If not, we loop through the remaining numbers in the array that $rest references, starting from the number at $next_index (to not repeat number that we have already tried). We add a candidate combination to the queue that includes that number, by creating a new context for it. If a number would exceed the target sum, we just skip it.
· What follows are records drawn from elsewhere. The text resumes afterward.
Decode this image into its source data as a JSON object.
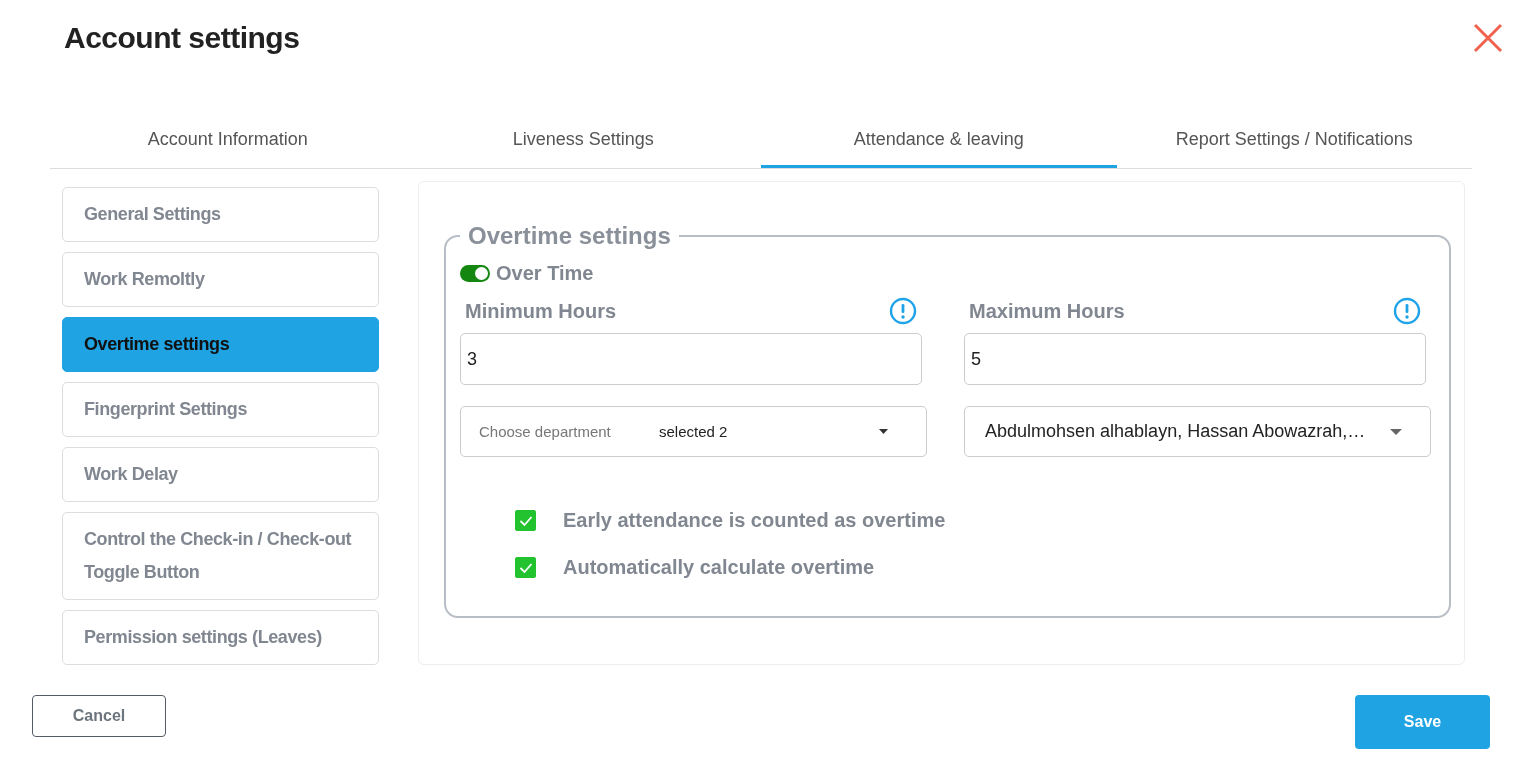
{
  "window": {
    "title": "Account settings"
  },
  "tabs": [
    {
      "label": "Account Information",
      "selected": false
    },
    {
      "label": "Liveness Settings",
      "selected": false
    },
    {
      "label": "Attendance & leaving",
      "selected": true
    },
    {
      "label": "Report Settings / Notifications",
      "selected": false
    }
  ],
  "sidebar": {
    "items": [
      {
        "label": "General Settings",
        "selected": false
      },
      {
        "label": "Work Remoltly",
        "selected": false
      },
      {
        "label": "Overtime settings",
        "selected": true
      },
      {
        "label": "Fingerprint Settings",
        "selected": false
      },
      {
        "label": "Work Delay",
        "selected": false
      },
      {
        "label": "Control the Check-in / Check-out Toggle Button",
        "selected": false
      },
      {
        "label": "Permission settings (Leaves)",
        "selected": false
      }
    ]
  },
  "section": {
    "legend": "Overtime settings",
    "toggle": {
      "label": "Over Time",
      "on": true
    },
    "minimum": {
      "label": "Minimum Hours",
      "value": "3"
    },
    "maximum": {
      "label": "Maximum Hours",
      "value": "5"
    },
    "department": {
      "placeholder": "Choose department",
      "value": "selected 2"
    },
    "employees": {
      "value": "Abdulmohsen alhablayn, Hassan Abowazrah,…"
    },
    "checkboxes": [
      {
        "label": "Early attendance is counted as overtime",
        "checked": true
      },
      {
        "label": "Automatically calculate overtime",
        "checked": true
      }
    ]
  },
  "buttons": {
    "cancel": "Cancel",
    "save": "Save"
  }
}
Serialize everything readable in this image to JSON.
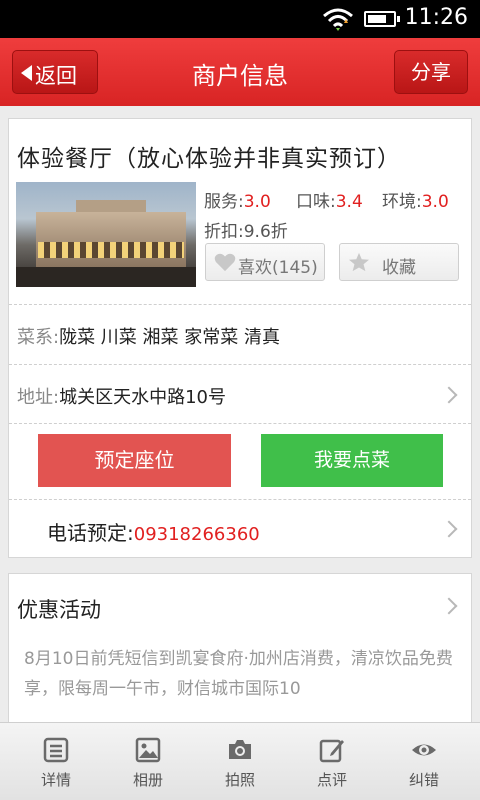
{
  "status_bar": {
    "time": "11:26"
  },
  "header": {
    "back_label": "返回",
    "title": "商户信息",
    "share_label": "分享"
  },
  "merchant": {
    "name": "体验餐厅（放心体验并非真实预订）",
    "ratings": [
      {
        "label": "服务:",
        "value": "3.0"
      },
      {
        "label": "口味:",
        "value": "3.4"
      },
      {
        "label": "环境:",
        "value": "3.0"
      }
    ],
    "discount": "折扣:9.6折",
    "like_label": "喜欢(145)",
    "favorite_label": "收藏",
    "cuisine_key": "菜系:",
    "cuisine_value": "陇菜 川菜 湘菜 家常菜 清真",
    "address_key": "地址:",
    "address_value": "城关区天水中路10号",
    "reserve_label": "预定座位",
    "order_label": "我要点菜",
    "phone_key": "电话预定:",
    "phone_value": "09318266360"
  },
  "promotion": {
    "title": "优惠活动",
    "text": "8月10日前凭短信到凯宴食府·加州店消费，清凉饮品免费享，限每周一午市，财信城市国际10"
  },
  "tabs": [
    {
      "label": "详情",
      "icon": "details-icon"
    },
    {
      "label": "相册",
      "icon": "album-icon"
    },
    {
      "label": "拍照",
      "icon": "camera-icon"
    },
    {
      "label": "点评",
      "icon": "review-icon"
    },
    {
      "label": "纠错",
      "icon": "correction-icon"
    }
  ],
  "colors": {
    "header_red": "#e33030",
    "reserve_red": "#e25451",
    "order_green": "#40bf4a",
    "value_red": "#e12020"
  }
}
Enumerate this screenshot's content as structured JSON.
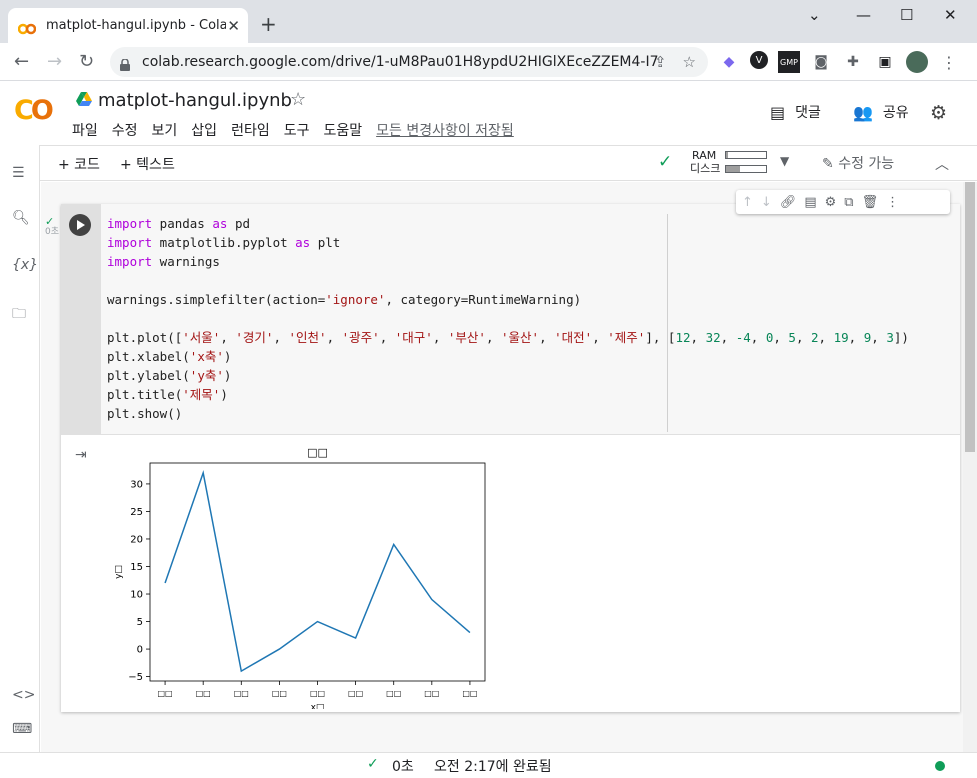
{
  "browser": {
    "tab_title": "matplot-hangul.ipynb - Colabora",
    "url": "colab.research.google.com/drive/1-uM8Pau01H8ypdU2HIGlXEceZZEM4-I7",
    "new_tab": "+",
    "close": "✕",
    "minimize": "—",
    "maximize": "☐",
    "win_close": "✕",
    "ext_gmp": "GMP"
  },
  "colab": {
    "notebook_title": "matplot-hangul.ipynb",
    "menu": [
      "파일",
      "수정",
      "보기",
      "삽입",
      "런타임",
      "도구",
      "도움말"
    ],
    "saved_status": "모든 변경사항이 저장됨",
    "comment_label": "댓글",
    "share_label": "공유",
    "add_code": "+ 코드",
    "add_text": "+ 텍스트",
    "ram_label": "RAM",
    "disk_label": "디스크",
    "ram_fraction": 0.05,
    "disk_fraction": 0.35,
    "edit_label": "수정 가능"
  },
  "cell": {
    "exec_time": "0초",
    "code_lines": [
      [
        [
          "kw",
          "import"
        ],
        [
          "t",
          " pandas "
        ],
        [
          "kw",
          "as"
        ],
        [
          "t",
          " pd"
        ]
      ],
      [
        [
          "kw",
          "import"
        ],
        [
          "t",
          " matplotlib.pyplot "
        ],
        [
          "kw",
          "as"
        ],
        [
          "t",
          " plt"
        ]
      ],
      [
        [
          "kw",
          "import"
        ],
        [
          "t",
          " warnings"
        ]
      ],
      [],
      [
        [
          "t",
          "warnings.simplefilter(action="
        ],
        [
          "str",
          "'ignore'"
        ],
        [
          "t",
          ", category=RuntimeWarning)"
        ]
      ],
      [],
      [
        [
          "t",
          "plt.plot(["
        ],
        [
          "str",
          "'서울'"
        ],
        [
          "t",
          ", "
        ],
        [
          "str",
          "'경기'"
        ],
        [
          "t",
          ", "
        ],
        [
          "str",
          "'인천'"
        ],
        [
          "t",
          ", "
        ],
        [
          "str",
          "'광주'"
        ],
        [
          "t",
          ", "
        ],
        [
          "str",
          "'대구'"
        ],
        [
          "t",
          ", "
        ],
        [
          "str",
          "'부산'"
        ],
        [
          "t",
          ", "
        ],
        [
          "str",
          "'울산'"
        ],
        [
          "t",
          ", "
        ],
        [
          "str",
          "'대전'"
        ],
        [
          "t",
          ", "
        ],
        [
          "str",
          "'제주'"
        ],
        [
          "t",
          "], ["
        ],
        [
          "num",
          "12"
        ],
        [
          "t",
          ", "
        ],
        [
          "num",
          "32"
        ],
        [
          "t",
          ", "
        ],
        [
          "num",
          "-4"
        ],
        [
          "t",
          ", "
        ],
        [
          "num",
          "0"
        ],
        [
          "t",
          ", "
        ],
        [
          "num",
          "5"
        ],
        [
          "t",
          ", "
        ],
        [
          "num",
          "2"
        ],
        [
          "t",
          ", "
        ],
        [
          "num",
          "19"
        ],
        [
          "t",
          ", "
        ],
        [
          "num",
          "9"
        ],
        [
          "t",
          ", "
        ],
        [
          "num",
          "3"
        ],
        [
          "t",
          "])"
        ]
      ],
      [
        [
          "t",
          "plt.xlabel("
        ],
        [
          "str",
          "'x축'"
        ],
        [
          "t",
          ")"
        ]
      ],
      [
        [
          "t",
          "plt.ylabel("
        ],
        [
          "str",
          "'y축'"
        ],
        [
          "t",
          ")"
        ]
      ],
      [
        [
          "t",
          "plt.title("
        ],
        [
          "str",
          "'제목'"
        ],
        [
          "t",
          ")"
        ]
      ],
      [
        [
          "t",
          "plt.show()"
        ]
      ]
    ]
  },
  "chart_data": {
    "type": "line",
    "categories": [
      "□□",
      "□□",
      "□□",
      "□□",
      "□□",
      "□□",
      "□□",
      "□□",
      "□□"
    ],
    "values": [
      12,
      32,
      -4,
      0,
      5,
      2,
      19,
      9,
      3
    ],
    "title": "□□",
    "xlabel": "x□",
    "ylabel": "y□",
    "ylim": [
      -5.8,
      33.8
    ],
    "yticks": [
      -5,
      0,
      5,
      10,
      15,
      20,
      25,
      30
    ],
    "line_color": "#1f77b4"
  },
  "footer": {
    "check": "✓",
    "time": "0초",
    "done": "오전 2:17에 완료됨"
  }
}
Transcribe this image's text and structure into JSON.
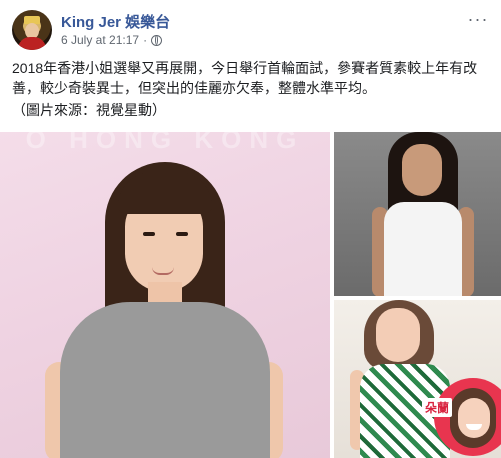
{
  "post": {
    "page_name": "King Jer 娛樂台",
    "timestamp": "6 July at 21:17",
    "separator": "·",
    "privacy_icon": "globe-icon",
    "more_label": "···",
    "text_line1": "2018年香港小姐選舉又再展開，今日舉行首輪面試，參賽者質素較上年有改善，較少奇裝異士，但突出的佳麗亦欠奉，整體水準平均。",
    "text_line2": "（圖片來源：視覺星動）"
  },
  "photos": {
    "main_watermark": "O HONG KONG",
    "inset_caption": "朵蘭"
  },
  "colors": {
    "link_blue": "#385898",
    "text": "#1c1e21",
    "meta_gray": "#606770"
  }
}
That means that all candidate combination in the queue are either smaller than or exactly equal to the target sum.

So here it is:

sub get_exactly( $target_sum, $ints ) {
    # Initialize the closure data for the iterator
    # ( $used, $sum, $rest, $next_index ).
    my @queue = ( [ [], 0, $ints, 0 ] );

    # Return the iterator function.
    return sub() {
        # Check whether we have reached the end before.
        return ()
            unless @queue;

        # Find the next matching combination.
        while ( @queue ) {
            my ( $used, $sum, $rest, $next_index ) = ( shift @queue )->@*;
            # dsay ":queue", pp ( $used, $sum, $rest, $start_index );

            # Check the success criteria and return if it is met.
            return ( $used, $rest )
                if $sum == $target_sum;

            # If not, add more candidates.
            for my $index ( $next_index .. $rest->$#* ) {
                my $value = $rest->[$index];
                my $new_used = [ $used->@*, $value ];
                my $new_sum = $sum + $value;
                my $new_rest = [
                    $rest->@[ 0 .. $index - 1 ],
                    $rest->@[ $index + 1 .. $rest->$#* ],
                ];
                push @queue, [ $new_used, $new_sum, $new_rest, $index ]
                    if $new_sum <= $target_sum;
            }
        }
        # End of the list.
        return ();
    };
}

For testing, I create random lists of 15 or 20 or 25 numbers (choosing quite big numbers, so that they don't combine well, and there will be no solution).

The first solution worked for around 4 minutes for a set of 15 matchsticks. I didn't try more then.

My 'target sum' solution does that in less than 0.1 seconds!
It takes less than 3 seconds for a set of 20, and less than 5 seconds for 25.

Now that makes me happier...!

Thank you for the challenge!

Find the complete source code for both tasks, including tests and alternative solution implementations, on GitHub.